ちなみにAMD/NVIDIA共にβドライバなのは、テスト開始時点で3DMarkでApprovedされたものがどちらもβだけしか無かったからである。またTITAN用の314.09は、本来はUnified Driverとして他の製品用のものも統合する予定だったらしいが、間に合わなかったとかで今回はTITAN用のみの314.09とその他用の314.09が提供されており、TITANのみこれを利用している。

Photo46:SLI環境におけるPrimary(リファレンスボード側)の表示。GPU ClockはDefaultと同じく定格1006MHz/Boost 1059MHzになっている。

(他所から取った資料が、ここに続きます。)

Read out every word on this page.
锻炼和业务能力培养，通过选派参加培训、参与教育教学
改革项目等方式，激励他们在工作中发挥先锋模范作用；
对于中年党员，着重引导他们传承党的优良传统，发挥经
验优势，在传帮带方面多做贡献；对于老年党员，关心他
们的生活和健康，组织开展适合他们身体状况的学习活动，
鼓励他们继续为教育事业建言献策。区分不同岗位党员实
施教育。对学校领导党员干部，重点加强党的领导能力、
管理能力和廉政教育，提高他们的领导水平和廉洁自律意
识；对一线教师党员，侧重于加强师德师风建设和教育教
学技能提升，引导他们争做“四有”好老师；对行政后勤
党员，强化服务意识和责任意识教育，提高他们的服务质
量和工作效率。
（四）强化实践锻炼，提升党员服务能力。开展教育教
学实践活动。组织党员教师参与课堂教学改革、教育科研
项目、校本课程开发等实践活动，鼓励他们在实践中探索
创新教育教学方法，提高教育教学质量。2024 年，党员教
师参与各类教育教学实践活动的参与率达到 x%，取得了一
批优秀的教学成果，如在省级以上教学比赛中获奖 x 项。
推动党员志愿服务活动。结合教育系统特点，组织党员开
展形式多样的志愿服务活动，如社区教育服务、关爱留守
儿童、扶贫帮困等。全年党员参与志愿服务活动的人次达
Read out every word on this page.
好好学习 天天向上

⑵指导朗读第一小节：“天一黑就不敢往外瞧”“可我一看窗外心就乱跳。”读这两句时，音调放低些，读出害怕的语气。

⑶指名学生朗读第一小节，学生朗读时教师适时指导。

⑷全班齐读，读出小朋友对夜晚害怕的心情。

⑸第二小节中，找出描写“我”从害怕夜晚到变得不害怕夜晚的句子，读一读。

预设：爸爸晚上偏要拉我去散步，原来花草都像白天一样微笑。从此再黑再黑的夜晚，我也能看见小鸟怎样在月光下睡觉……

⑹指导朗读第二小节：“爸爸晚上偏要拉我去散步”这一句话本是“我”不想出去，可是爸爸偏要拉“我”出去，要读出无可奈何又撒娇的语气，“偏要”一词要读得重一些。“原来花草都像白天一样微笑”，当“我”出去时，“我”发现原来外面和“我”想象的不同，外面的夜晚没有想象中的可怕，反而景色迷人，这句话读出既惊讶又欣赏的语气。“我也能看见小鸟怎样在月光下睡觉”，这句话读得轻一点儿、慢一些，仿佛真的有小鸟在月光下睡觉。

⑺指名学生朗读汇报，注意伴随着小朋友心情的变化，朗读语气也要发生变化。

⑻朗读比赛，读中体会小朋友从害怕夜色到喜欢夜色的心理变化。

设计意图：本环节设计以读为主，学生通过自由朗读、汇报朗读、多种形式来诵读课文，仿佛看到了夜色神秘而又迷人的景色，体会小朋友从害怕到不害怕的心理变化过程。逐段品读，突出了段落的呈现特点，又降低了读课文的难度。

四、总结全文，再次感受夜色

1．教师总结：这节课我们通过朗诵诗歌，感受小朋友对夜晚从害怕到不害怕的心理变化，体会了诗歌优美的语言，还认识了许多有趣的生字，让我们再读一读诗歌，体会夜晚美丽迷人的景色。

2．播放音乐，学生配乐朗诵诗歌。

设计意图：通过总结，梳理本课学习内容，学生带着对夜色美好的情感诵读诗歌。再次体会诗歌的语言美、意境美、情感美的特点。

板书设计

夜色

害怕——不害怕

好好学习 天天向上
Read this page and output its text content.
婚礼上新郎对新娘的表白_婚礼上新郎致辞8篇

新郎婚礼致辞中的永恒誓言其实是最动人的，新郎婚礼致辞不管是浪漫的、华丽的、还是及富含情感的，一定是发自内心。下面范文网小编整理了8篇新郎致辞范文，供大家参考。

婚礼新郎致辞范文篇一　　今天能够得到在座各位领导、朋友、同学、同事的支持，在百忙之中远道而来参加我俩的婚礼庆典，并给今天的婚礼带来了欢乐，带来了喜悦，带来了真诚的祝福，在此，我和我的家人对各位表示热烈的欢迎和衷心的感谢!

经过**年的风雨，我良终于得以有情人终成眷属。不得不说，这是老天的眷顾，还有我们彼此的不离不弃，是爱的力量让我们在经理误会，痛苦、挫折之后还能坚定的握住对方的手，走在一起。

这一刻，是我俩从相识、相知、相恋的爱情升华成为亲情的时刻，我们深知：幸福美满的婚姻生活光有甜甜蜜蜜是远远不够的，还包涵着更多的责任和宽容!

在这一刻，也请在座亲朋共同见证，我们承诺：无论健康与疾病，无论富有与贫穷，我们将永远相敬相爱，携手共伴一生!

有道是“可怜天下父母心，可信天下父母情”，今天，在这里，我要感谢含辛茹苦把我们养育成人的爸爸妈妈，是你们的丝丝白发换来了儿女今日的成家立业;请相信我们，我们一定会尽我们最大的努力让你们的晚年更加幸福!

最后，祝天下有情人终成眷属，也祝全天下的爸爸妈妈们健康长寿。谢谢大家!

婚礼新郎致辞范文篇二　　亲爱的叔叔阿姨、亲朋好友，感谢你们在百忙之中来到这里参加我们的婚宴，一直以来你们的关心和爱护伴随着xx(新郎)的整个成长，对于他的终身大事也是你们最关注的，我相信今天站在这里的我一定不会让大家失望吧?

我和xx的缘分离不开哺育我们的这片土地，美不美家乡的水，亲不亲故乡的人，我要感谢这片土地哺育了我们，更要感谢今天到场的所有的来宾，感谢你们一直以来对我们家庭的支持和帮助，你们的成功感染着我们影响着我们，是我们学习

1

Photo47:こちらがSecondary(N680GTX Lightning側)。Default Clockは1202MHzだが、実際には1006MHzに落ちているのが判る。

ベンチマーク結果

それでは順にベンチマーク結果をご紹介したい。なお、グラフにおける表記は

  • HD 7970 : SAPPHIRE HD7970 3G GDDR5のみの構成
  • HD 7970 CF : SAPPHIRE HD7970 3G GDDR5+ASUS HD7970-3GD5のCrossFire構成
  • GTX 680 : GeForce GTX 680リファレンスボードのみの構成
  • GTX 680 SLI : GeForce GTX 680リファレンスボード+MSI N680GTX LightningのSLI構成
  • GTX Titan : GeForce GTX TITANのみの構成

となっている。

今回から筆者のテスト環境改善(DELLの2560×1440pixelの27inchモニターを導入)にあわせて、解像度を1,280×720 / 1,600×900 / 1,920×1,080 / 2,560×1,440の4種類にした。もう液晶モニタそのもののアスペクト比が従来の4:3から16:9に完全に切り替わっているためである。一応Pixel数の比率で言えば1:1.5:2.25:4といったところになるので、負荷の掛け方としても手頃ではないかと思う。

また、特に断りがない限りテストは3回づつ行っており、特にゲームにおけるフレームレートの平均/最小/最大は3回を通しての平均/最小/最大フレームレートを示している。また実際フレームレートの変動に関しては(3回分を全部掲載すると大変なので)初回の結果のみを示している。